As well, I used it in two shopping strips to assess how it and the Samsung Galaxy S Android handset that I was running it on could handle many wireless networks. It is able to identify each SSID and plot it properly on the graph and could cope with me walking into and out of particular access-point coverage ranges.

Limitations and Points of Improvement

For this application, the program could support “whitelisting” of BSSIDs against an ESSID so that one can easily know if the access point that is using your ESSID is really your network. This would work well with managing public networks like wireless hotspots by identifying rogue access points like the aforementioned “fake hotspots”. It can also work well with managing multiple-access-point wireless networks.

A “Pro” version, which would be sold for at an extra cost and wouldn’t have in-app advertising, could provide various extra functions like SSID whitelist management for use in optimising or managing wireless-network activity in particular sites or GPS support for “plotting” network coverage maps or the ability to keep standard log files for use with desktop software.

It is worth noting that this program is restricted to the frequency bands that the smartphone or tablet can cover and this is typically the 2.4GHz platform. At the moment, there aren’t any Android devices that can cover the 5GHz spectrum using their own hardware.

Conclusion

At last this is a program that answers my need for a cost-effective easy-to-use handheld network-survey tool in a popular smartphone platform. It can therefore be a good companion program to the inSSIDer program that I had previously reviewed on this site.

Product Review – MetaGeek inSSIDer Wireless Network Analyser

The program is a free download from the MetaGeek Website or other download directories like TuCOWS or CNet. There is another application from this same team that works with a 2.4GHz spectrum analyzer for use in determining interference on this band, but it comes at extra cost.

The installation routine didn’t take long when I installed it on a Dell Studio 15 laptop that was lent to me as a review sample.
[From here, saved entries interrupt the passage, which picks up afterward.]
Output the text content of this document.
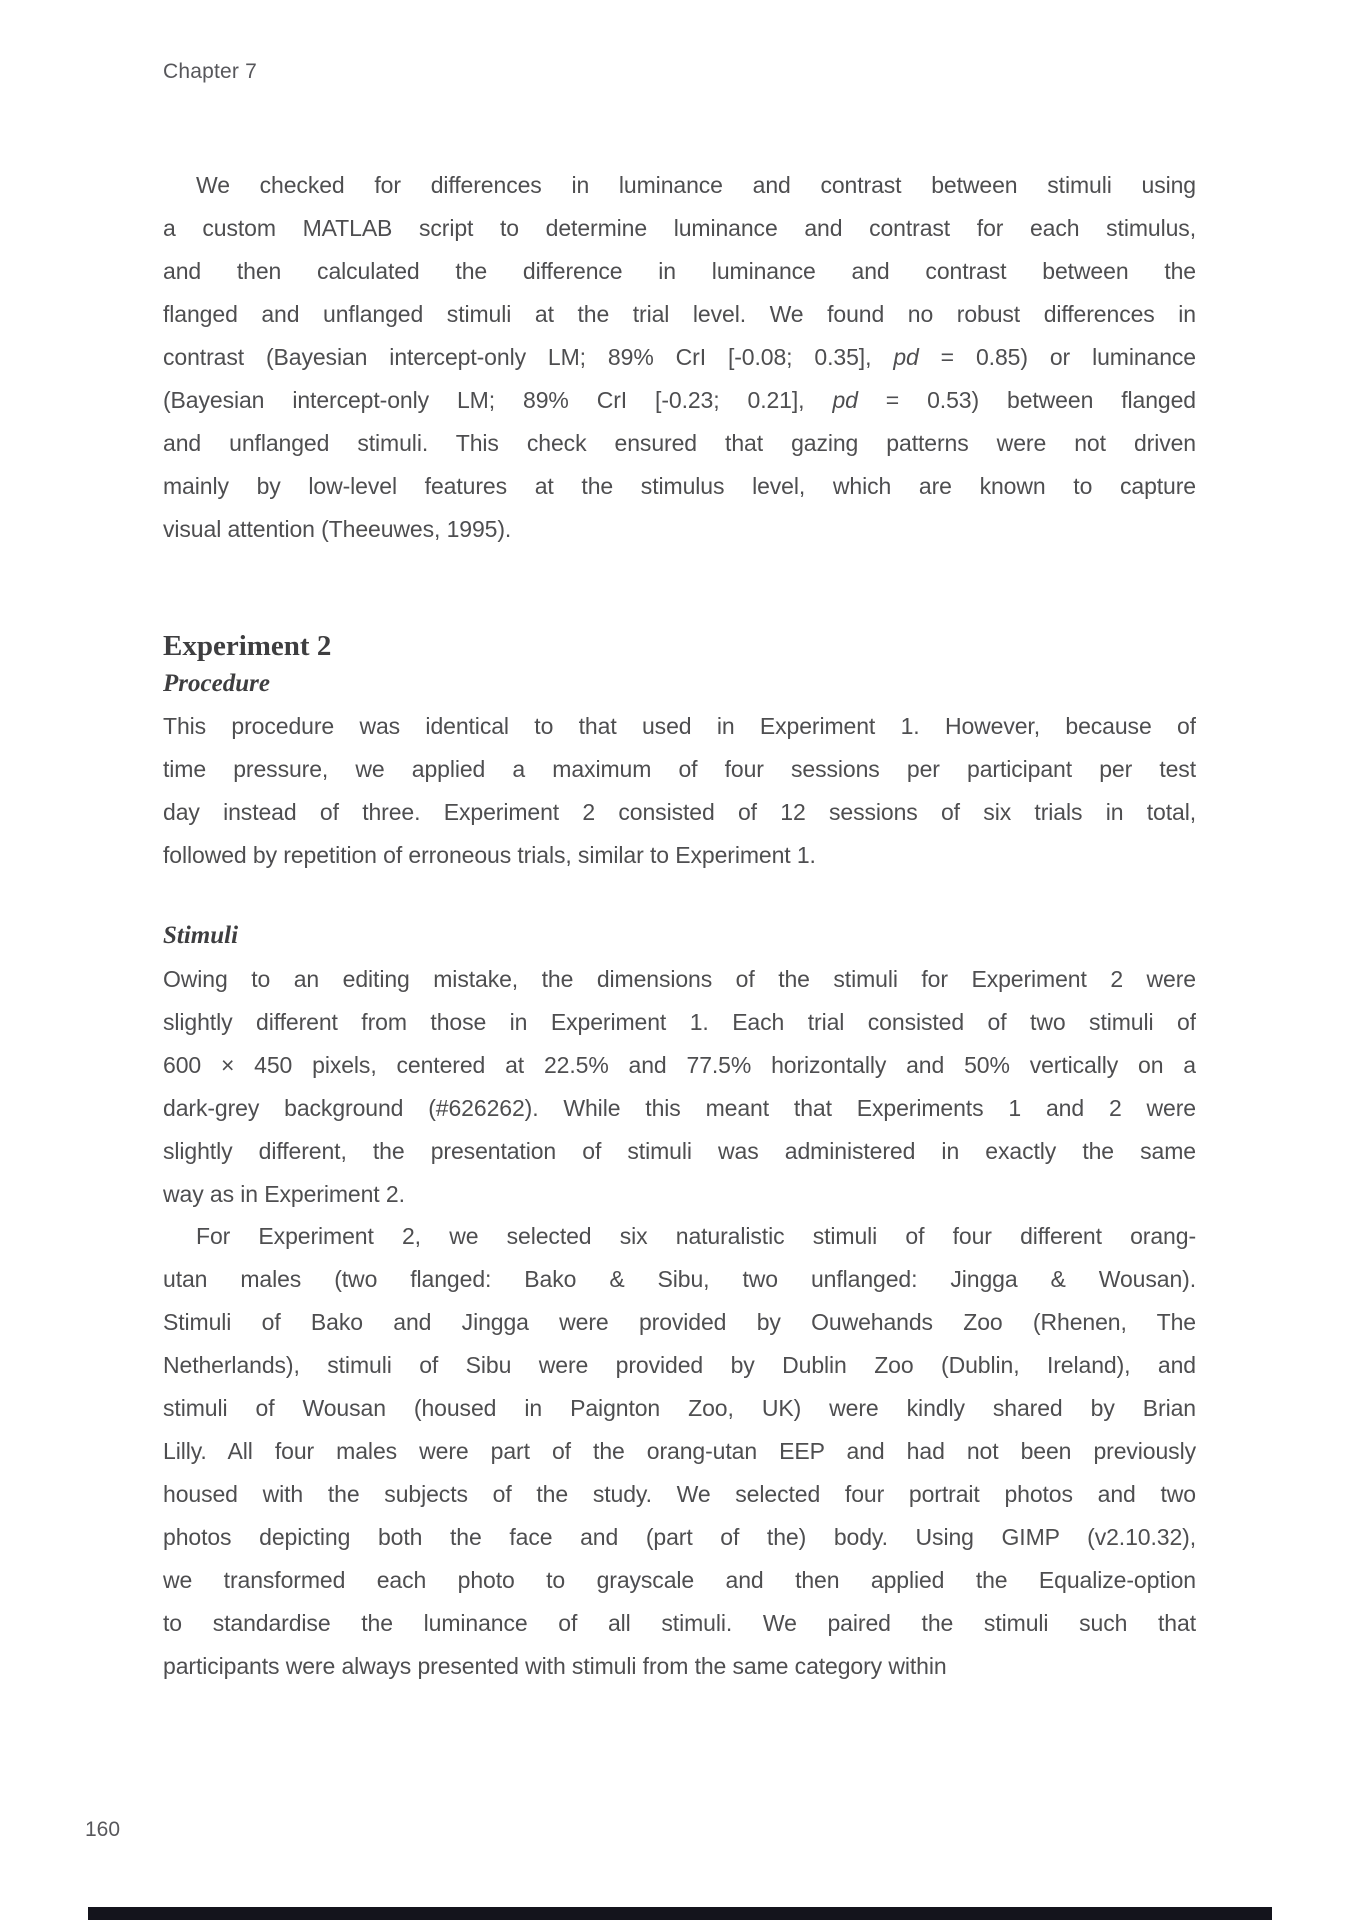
Chapter 7
We checked for differences in luminance and contrast between stimuli using
a custom MATLAB script to determine luminance and contrast for each stimulus,
and then calculated the difference in luminance and contrast between the
flanged and unflanged stimuli at the trial level. We found no robust differences in
contrast (Bayesian intercept-only LM; 89% CrI [-0.08; 0.35], pd = 0.85) or luminance
(Bayesian intercept-only LM; 89% CrI [-0.23; 0.21], pd = 0.53) between flanged
and unflanged stimuli. This check ensured that gazing patterns were not driven
mainly by low-level features at the stimulus level, which are known to capture
visual attention (Theeuwes, 1995).
Experiment 2
Procedure
This procedure was identical to that used in Experiment 1. However, because of
time pressure, we applied a maximum of four sessions per participant per test
day instead of three. Experiment 2 consisted of 12 sessions of six trials in total,
followed by repetition of erroneous trials, similar to Experiment 1.
Stimuli
Owing to an editing mistake, the dimensions of the stimuli for Experiment 2 were
slightly different from those in Experiment 1. Each trial consisted of two stimuli of
600 × 450 pixels, centered at 22.5% and 77.5% horizontally and 50% vertically on a
dark-grey background (#626262). While this meant that Experiments 1 and 2 were
slightly different, the presentation of stimuli was administered in exactly the same
way as in Experiment 2.
For Experiment 2, we selected six naturalistic stimuli of four different orang-
utan males (two flanged: Bako & Sibu, two unflanged: Jingga & Wousan).
Stimuli of Bako and Jingga were provided by Ouwehands Zoo (Rhenen, The
Netherlands), stimuli of Sibu were provided by Dublin Zoo (Dublin, Ireland), and
stimuli of Wousan (housed in Paignton Zoo, UK) were kindly shared by Brian
Lilly. All four males were part of the orang-utan EEP and had not been previously
housed with the subjects of the study. We selected four portrait photos and two
photos depicting both the face and (part of the) body. Using GIMP (v2.10.32),
we transformed each photo to grayscale and then applied the Equalize-option
to standardise the luminance of all stimuli. We paired the stimuli such that
participants were always presented with stimuli from the same category within
160
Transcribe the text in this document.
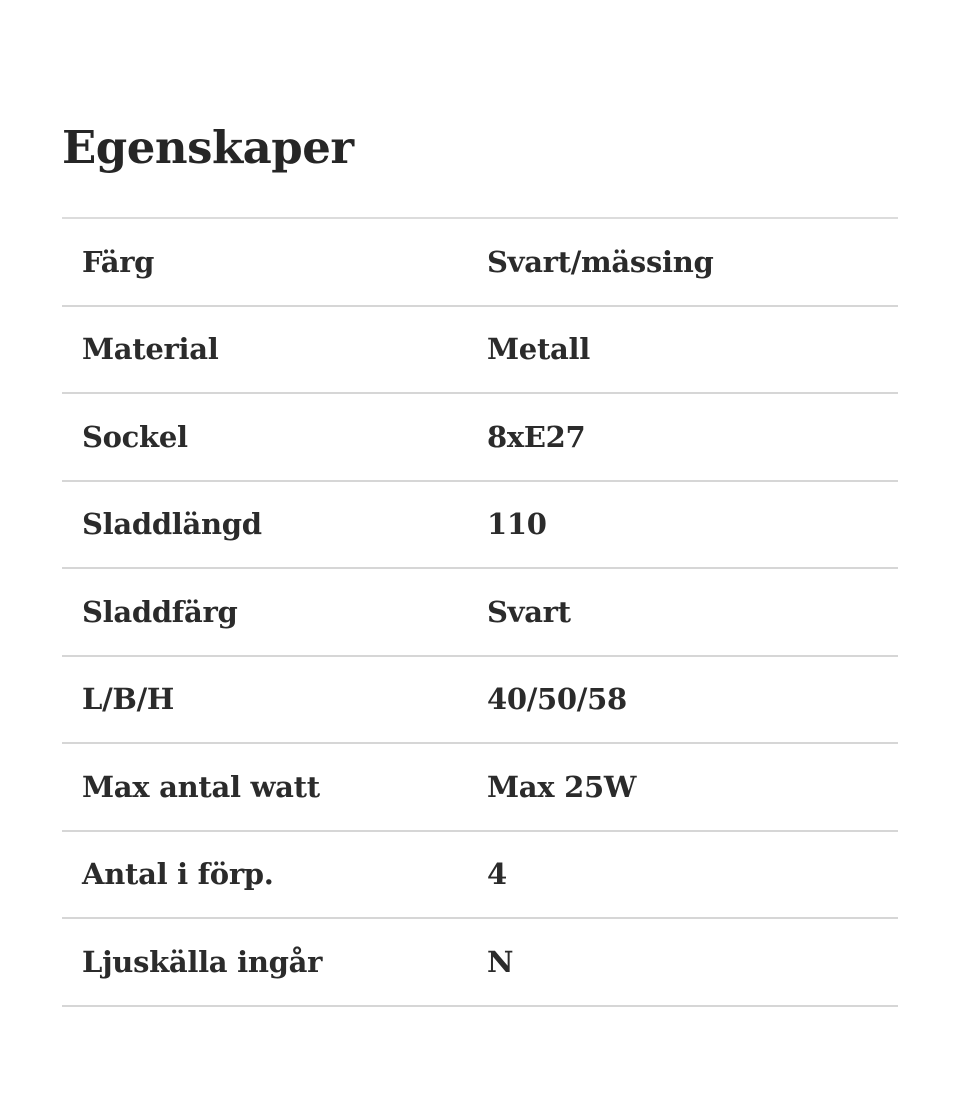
Egenskaper
Färg	Svart/mässing
Material	Metall
Sockel	8xE27
Sladdlängd	110
Sladdfärg	Svart
L/B/H	40/50/58
Max antal watt	Max 25W
Antal i förp.	4
Ljuskälla ingår	N
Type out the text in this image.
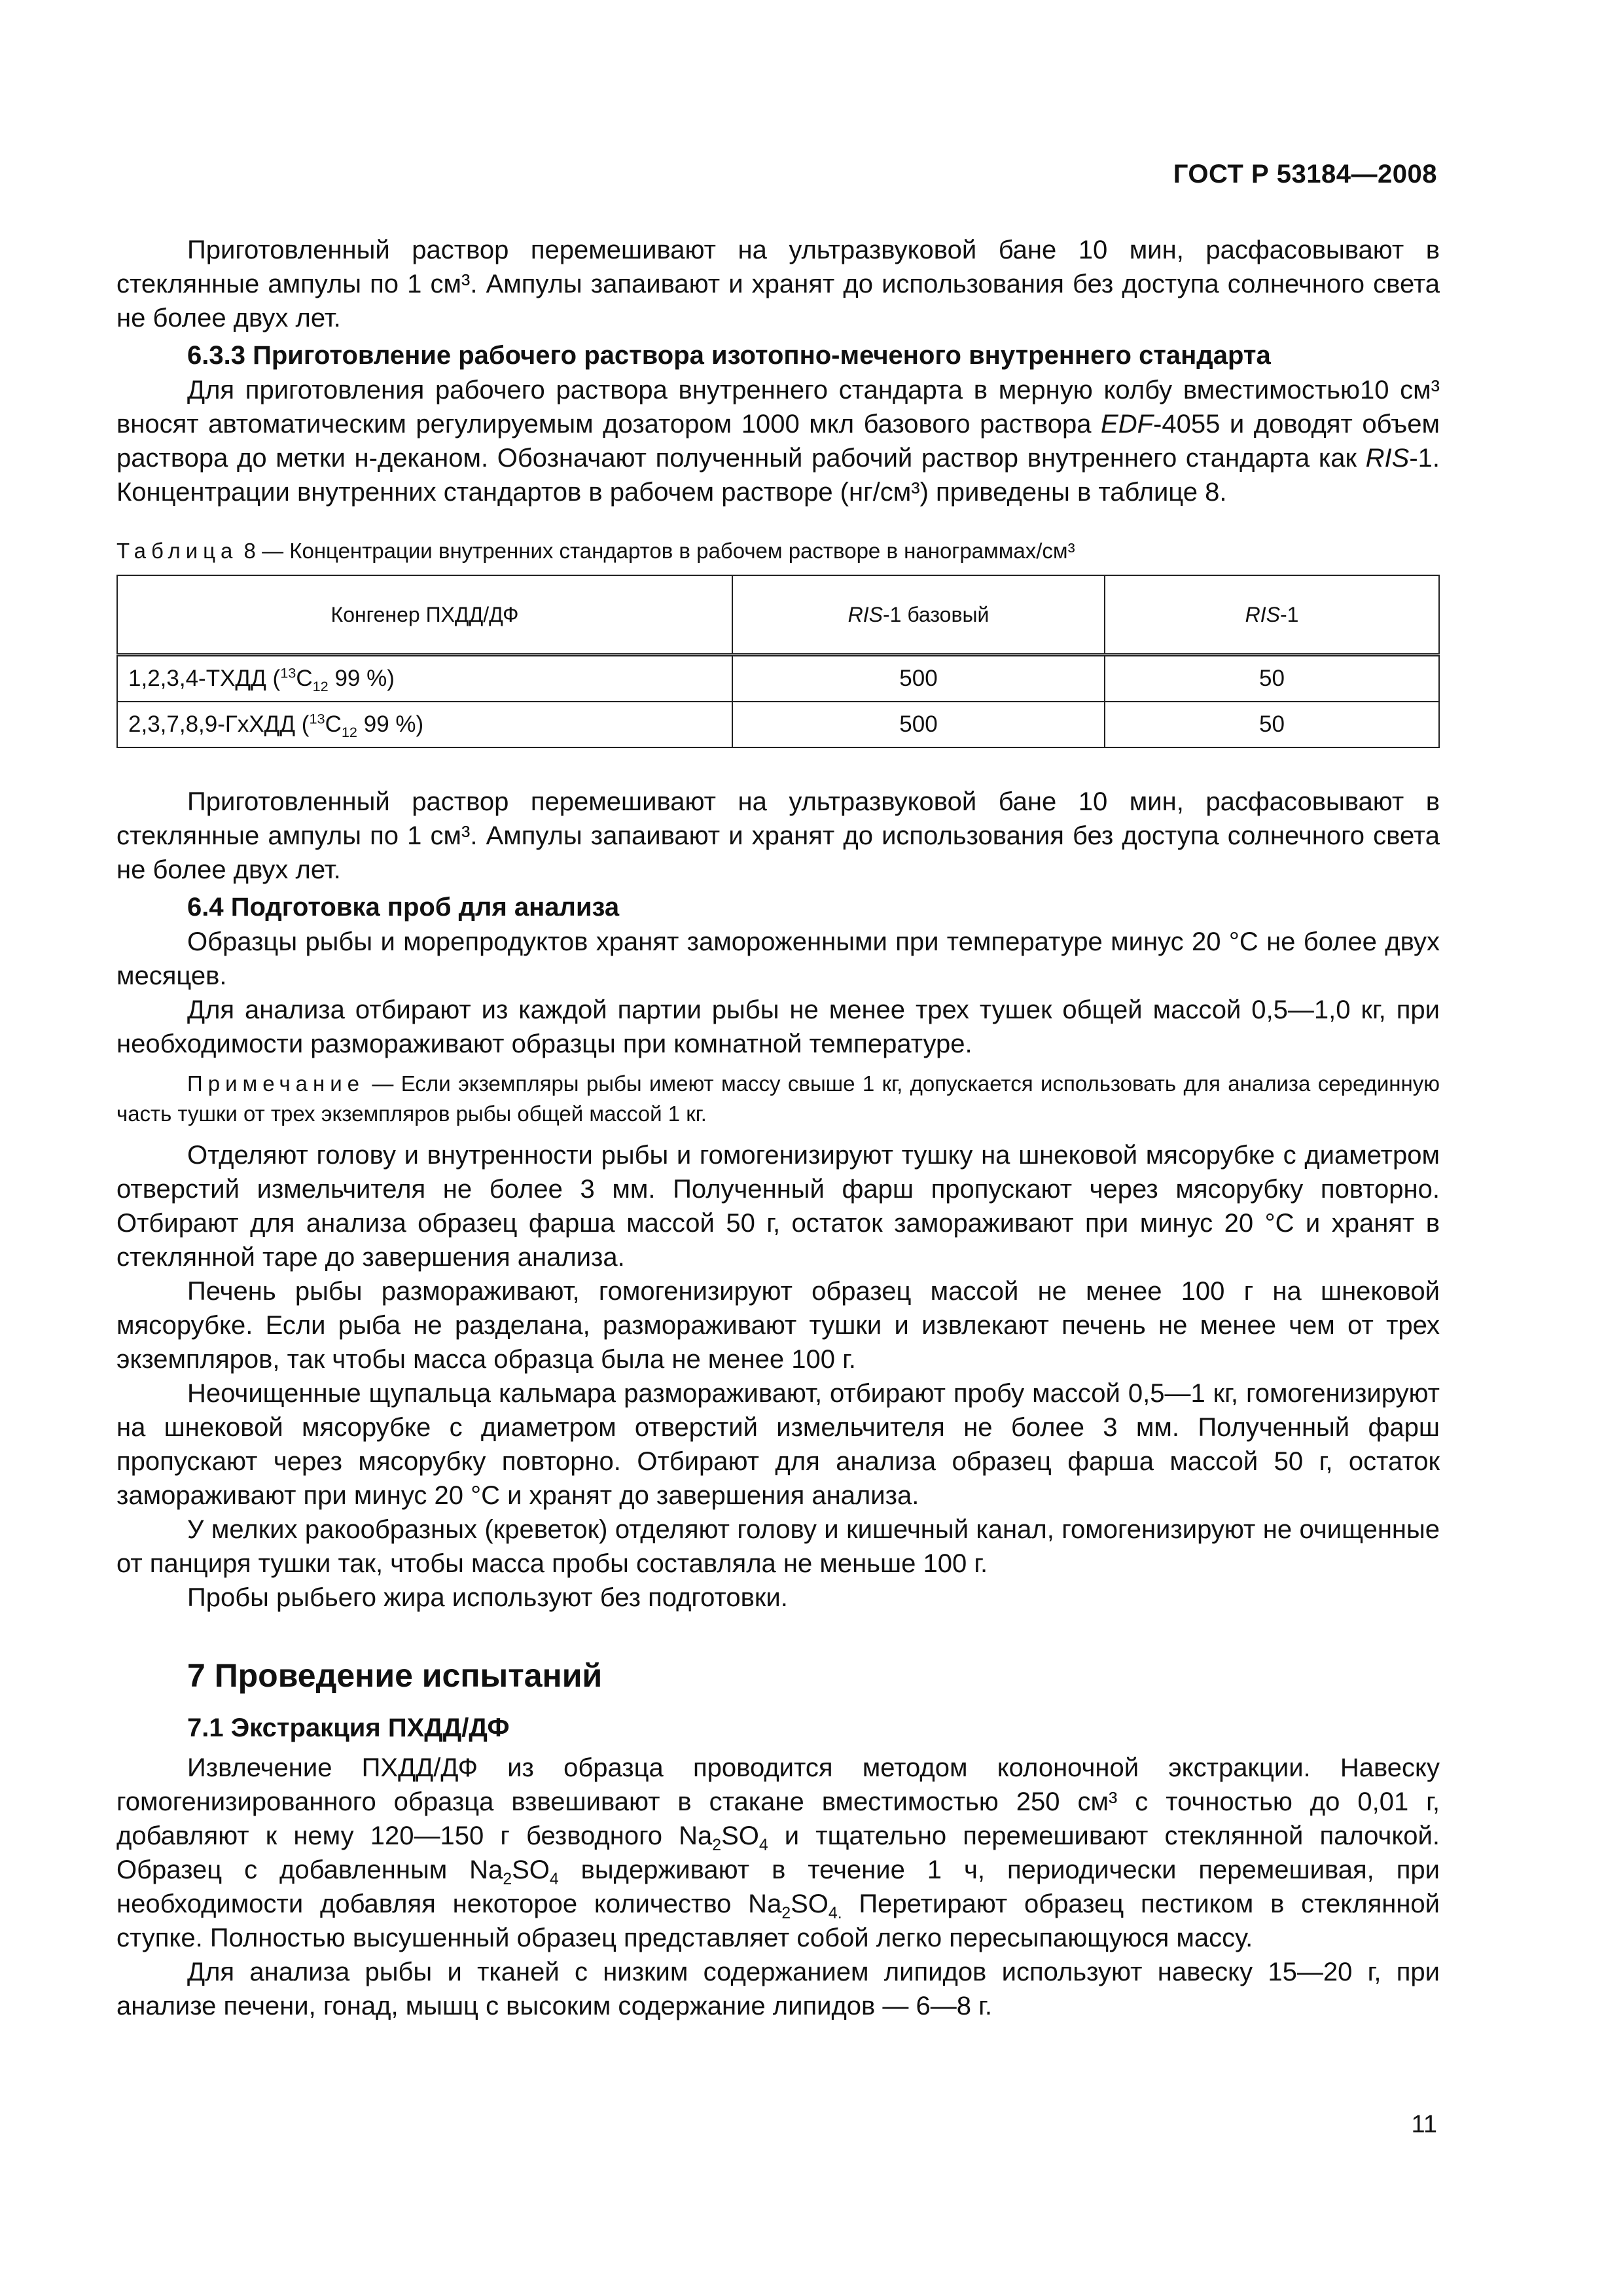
ГОСТ Р 53184—2008

Приготовленный раствор перемешивают на ультразвуковой бане 10 мин, расфасовывают в стеклянные ампулы по 1 см³. Ампулы запаивают и хранят до использования без доступа солнечного света не более двух лет.

6.3.3 Приготовление рабочего раствора изотопно-меченого внутреннего стандарта

Для приготовления рабочего раствора внутреннего стандарта в мерную колбу вместимостью10 см³ вносят автоматическим регулируемым дозатором 1000 мкл базового раствора EDF-4055 и доводят объем раствора до метки н-деканом. Обозначают полученный рабочий раствор внутреннего стандарта как RIS-1. Концентрации внутренних стандартов в рабочем растворе (нг/см³) приведены в таблице 8.

Таблица 8 — Концентрации внутренних стандартов в рабочем растворе в нанограммах/см³
Конгенер ПХДД/ДФ	RIS-1 базовый	RIS-1
1,2,3,4-ТХДД ($^{13}C_{12}$ 99 %)	500	50
2,3,7,8,9-ГхХДД ($^{13}C_{12}$ 99 %)	500	50

Приготовленный раствор перемешивают на ультразвуковой бане 10 мин, расфасовывают в стеклянные ампулы по 1 см³. Ампулы запаивают и хранят до использования без доступа солнечного света не более двух лет.

6.4 Подготовка проб для анализа

Образцы рыбы и морепродуктов хранят замороженными при температуре минус 20 °С не более двух месяцев.

Для анализа отбирают из каждой партии рыбы не менее трех тушек общей массой 0,5—1,0 кг, при необходимости размораживают образцы при комнатной температуре.

Примечание — Если экземпляры рыбы имеют массу свыше 1 кг, допускается использовать для анализа серединную часть тушки от трех экземпляров рыбы общей массой 1 кг.

Отделяют голову и внутренности рыбы и гомогенизируют тушку на шнековой мясорубке с диаметром отверстий измельчителя не более 3 мм. Полученный фарш пропускают через мясорубку повторно. Отбирают для анализа образец фарша массой 50 г, остаток замораживают при минус 20 °С и хранят в стеклянной таре до завершения анализа.

Печень рыбы размораживают, гомогенизируют образец массой не менее 100 г на шнековой мясорубке. Если рыба не разделана, размораживают тушки и извлекают печень не менее чем от трех экземпляров, так чтобы масса образца была не менее 100 г.

Неочищенные щупальца кальмара размораживают, отбирают пробу массой 0,5—1 кг, гомогенизируют на шнековой мясорубке с диаметром отверстий измельчителя не более 3 мм. Полученный фарш пропускают через мясорубку повторно. Отбирают для анализа образец фарша массой 50 г, остаток замораживают при минус 20 °С и хранят до завершения анализа.

У мелких ракообразных (креветок) отделяют голову и кишечный канал, гомогенизируют не очищенные от панциря тушки так, чтобы масса пробы составляла не меньше 100 г.

Пробы рыбьего жира используют без подготовки.

7 Проведение испытаний
7.1 Экстракция ПХДД/ДФ

Извлечение ПХДД/ДФ из образца проводится методом колоночной экстракции. Навеску гомогенизированного образца взвешивают в стакане вместимостью 250 см³ с точностью до 0,01 г, добавляют к нему 120—150 г безводного $Na_2SO_4$ и тщательно перемешивают стеклянной палочкой. Образец с добавленным $Na_2SO_4$ выдерживают в течение 1 ч, периодически перемешивая, при необходимости добавляя некоторое количество $Na_2SO_{4.}$ Перетирают образец пестиком в стеклянной ступке. Полностью высушенный образец представляет собой легко пересыпающуюся массу.

Для анализа рыбы и тканей с низким содержанием липидов используют навеску 15—20 г, при анализе печени, гонад, мышц с высоким содержание липидов — 6—8 г.

11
It could work with the standard Wi-Fi network card that came with this laptop and could therefore work with any Wi-Fi network adaptor that is used with the host computer.

The program provides a “dashboard” with three concurrent views:inssider-screen

  • a table which lists the Wi-Fi networks that the program can find with their SSID, BSSID (MAC address) and channel for each detected wireless network.
  • a signal-strength / time graph for all of the discovered Wi-Fi networks
  • a signal-strength / channel graph for all of the discovered Wi-Fi networks

As far as I am concerned, the highlight of this program is the signal-strength / channel graph which is useful for identifying channel clashes or blank channels that you can tune the wireless access point to.

One of the main limitations is that it doesn’t detect “extended service set” networks nor does it support detection of multi-SSID access points which become a wireless on-ramp for many networks.. This may be of concern when using this program to manage routers with “guest-network” functionality or managing hotspots. Another improvement that I would like to see would be to provide for network grouping by SSID or BSSID (MAC address) so you can identify “foreign” networks easily.This would then help in identifying rogue access points or “evil-twin” hotspots easily.

I would then determine it as being very useful for “tuning” a wireless access point or router so it can coexist with other Wi-Fi networks, either as part of setting one up or troubleshooting a network. I would also recommend it as an essential tool for hotspot owners who want to keep their hotspot networks operating in an optimum manner and providing good customer service. It can also work well in “smoking out” rogue access points or fake “evil-twin” hotspots.